For those who love chocolate tarts as much as I do, I hope this serves you well.
Tarte au Chocolat:
For the Pâte Sucrée
butter (softened) – 150g
icing sugar – 100g
vanilla extract – 1g
eggs – 60g
almond powder – 25g
flour – 250g
baking powder – 5g
For the Crème Prise Chocolat
cream – 65g
milk – 125g
eggs – 60g
caster sugar – 38g
chocolate 64% (chopped) – 50g
For the Chocolate Sauce
water – 65g
glucose – 25g
cream – 100g
chocolate 70% – 100g
For the dough: (ingredients at room temperature)
Preheat the oven to 180C.
Mix the butter, icing sugar and vanilla together until well blended. Add in the eggs slowly, mixing well between each addition until smooth and emulsified.
Add in the dry ingredients and mix until just combined.
Form a ball and pat down, cling film it and let it rest in the fridge till it’s hard enough to work with the dough.
Roll out and line a 20cm tart ring and blind bake it until golden brown and almost baked through. Remove from oven and egg wash the surface of the tart shell and set aside to cool. Reduce the oven to 140C with ventilation.
For the Crème Prise Chocolat:
Whisk the eggs and sugar together.
Boil the milk and cream and temper it in the eggs and sugar. Add in the chopped chocolate and whisk until completely melted and smooth.

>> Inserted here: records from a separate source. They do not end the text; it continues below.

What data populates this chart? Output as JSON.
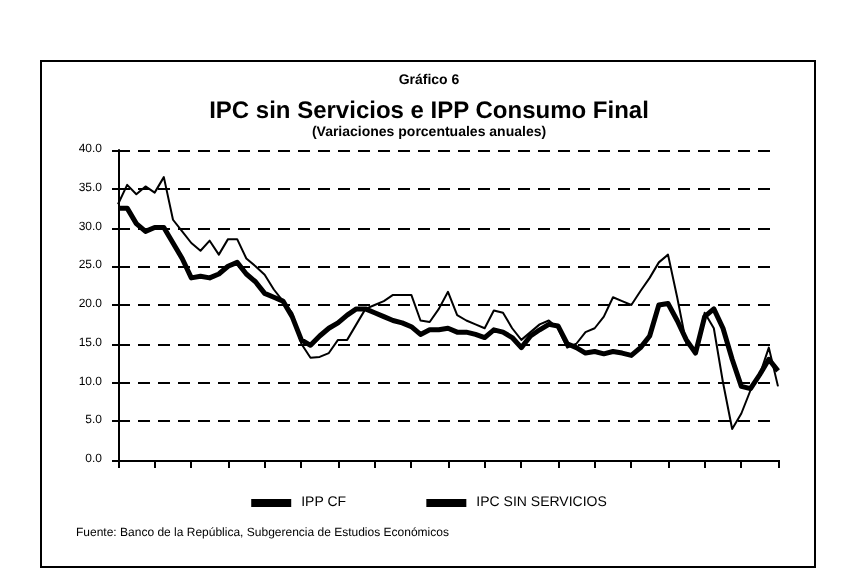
{
  "chart_data": {
    "type": "line",
    "title": "IPC sin Servicios e IPP Consumo Final",
    "subtitle": "(Variaciones porcentuales anuales)",
    "annotations": [
      "Gráfico 6",
      "Fuente: Banco de la República, Subgerencia de Estudios Económicos"
    ],
    "categories": [
      null,
      null,
      null,
      null,
      null,
      null,
      null,
      null,
      null,
      null,
      null,
      null,
      null,
      null,
      null,
      null,
      null,
      null,
      null,
      null,
      null,
      null,
      null,
      null,
      null,
      null,
      null,
      null,
      null,
      null,
      null,
      null,
      null,
      null,
      null,
      null,
      null,
      null,
      null,
      null,
      null,
      null,
      null,
      null,
      null,
      null,
      null,
      null,
      null,
      null,
      null,
      null,
      null,
      null,
      null,
      null,
      null,
      null,
      null,
      null,
      null,
      null,
      null,
      null,
      null,
      null,
      null,
      null,
      null,
      null,
      null,
      null,
      null
    ],
    "series": [
      {
        "name": "IPP CF",
        "color": "#000000",
        "values": [
          33,
          35.5,
          34.3,
          35.3,
          34.5,
          36.5,
          31,
          29.5,
          28,
          27,
          28.3,
          26.5,
          28.5,
          28.5,
          26,
          25,
          23.9,
          22,
          20.5,
          19,
          15,
          13.2,
          13.3,
          13.8,
          15.5,
          15.5,
          17.5,
          19.5,
          20,
          20.5,
          21.3,
          21.3,
          21.3,
          18,
          17.8,
          19.5,
          21.7,
          18.7,
          18,
          17.5,
          17,
          19.3,
          19,
          17,
          15.5,
          16.5,
          17.5,
          18,
          17,
          14.5,
          15,
          16.5,
          17,
          18.5,
          21,
          20.5,
          20,
          21.8,
          23.5,
          25.5,
          26.5,
          21,
          15,
          14,
          19,
          17,
          10,
          4,
          6,
          9,
          11,
          14.5,
          9.5
        ]
      },
      {
        "name": "IPC SIN SERVICIOS",
        "color": "#000000",
        "values": [
          32.5,
          32.5,
          30.5,
          29.5,
          30,
          30,
          28,
          26,
          23.5,
          23.7,
          23.5,
          24,
          25,
          25.5,
          24,
          23,
          21.5,
          21,
          20.5,
          18.5,
          15.5,
          14.8,
          16,
          17,
          17.7,
          18.7,
          19.5,
          19.5,
          19,
          18.5,
          18,
          17.7,
          17.2,
          16.2,
          16.8,
          16.8,
          17,
          16.5,
          16.5,
          16.2,
          15.8,
          16.8,
          16.5,
          15.8,
          14.5,
          16,
          16.8,
          17.5,
          17.3,
          15,
          14.5,
          13.8,
          14,
          13.7,
          14,
          13.8,
          13.5,
          14.5,
          16,
          20,
          20.2,
          18,
          15.5,
          13.8,
          18.5,
          19.5,
          17,
          13,
          9.5,
          9.2,
          11,
          13,
          11.5
        ]
      }
    ],
    "ylim": [
      0,
      40
    ],
    "yticks": [
      {
        "value": 0,
        "label": "0.0"
      },
      {
        "value": 5,
        "label": "5.0"
      },
      {
        "value": 10,
        "label": "10.0"
      },
      {
        "value": 15,
        "label": "15.0"
      },
      {
        "value": 20,
        "label": "20.0"
      },
      {
        "value": 25,
        "label": "25.0"
      },
      {
        "value": 30,
        "label": "30.0"
      },
      {
        "value": 35,
        "label": "35.0"
      },
      {
        "value": 40,
        "label": "40.0"
      }
    ],
    "grid": "y",
    "legend": "bottom",
    "marker": "none",
    "line_style": "solid"
  }
}
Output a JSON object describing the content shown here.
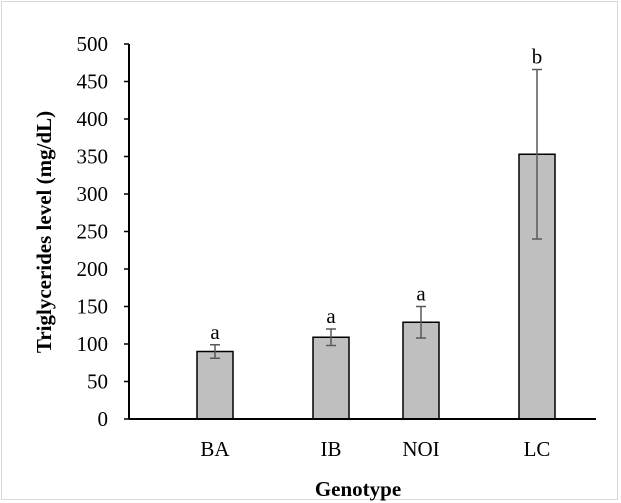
{
  "chart_data": {
    "type": "bar",
    "categories": [
      "BA",
      "IB",
      "NOI",
      "LC"
    ],
    "values": [
      90,
      109,
      129,
      353
    ],
    "error": [
      9,
      11,
      21,
      113
    ],
    "significance": [
      "a",
      "a",
      "a",
      "b"
    ],
    "xlabel": "Genotype",
    "ylabel": "Triglycerides level (mg/dL)",
    "ylim": [
      0,
      500
    ],
    "yticks": [
      "0",
      "50",
      "100",
      "150",
      "200",
      "250",
      "300",
      "350",
      "400",
      "450",
      "500"
    ],
    "grid": false,
    "legend": "none",
    "bar_color": "#bfbfbf",
    "bar_edge_color": "#000000",
    "error_bar_color": "#595959"
  }
}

Using a piston à chinois, fill half of the blind baked tart shell. Return it to the 140C oven and bake until set. It should still tremble in the center. Set aside to cool.
For the Chocolate Sauce:
Boil the water, cream and glucose. Pour it in the chocolate and leave for 1 minute. Stirring from the centre, make an emulsion. Be careful not to incorporate air bubbles. Using the piston à chinois again, fill the cooled tart shell up to the brim. Use a blow torch to remove any bubbles on the surface. Leave to set in the fridge for 2 -3 hours.
Decorate it however you like and cut into wedges to serve with a dollop of cream if desired.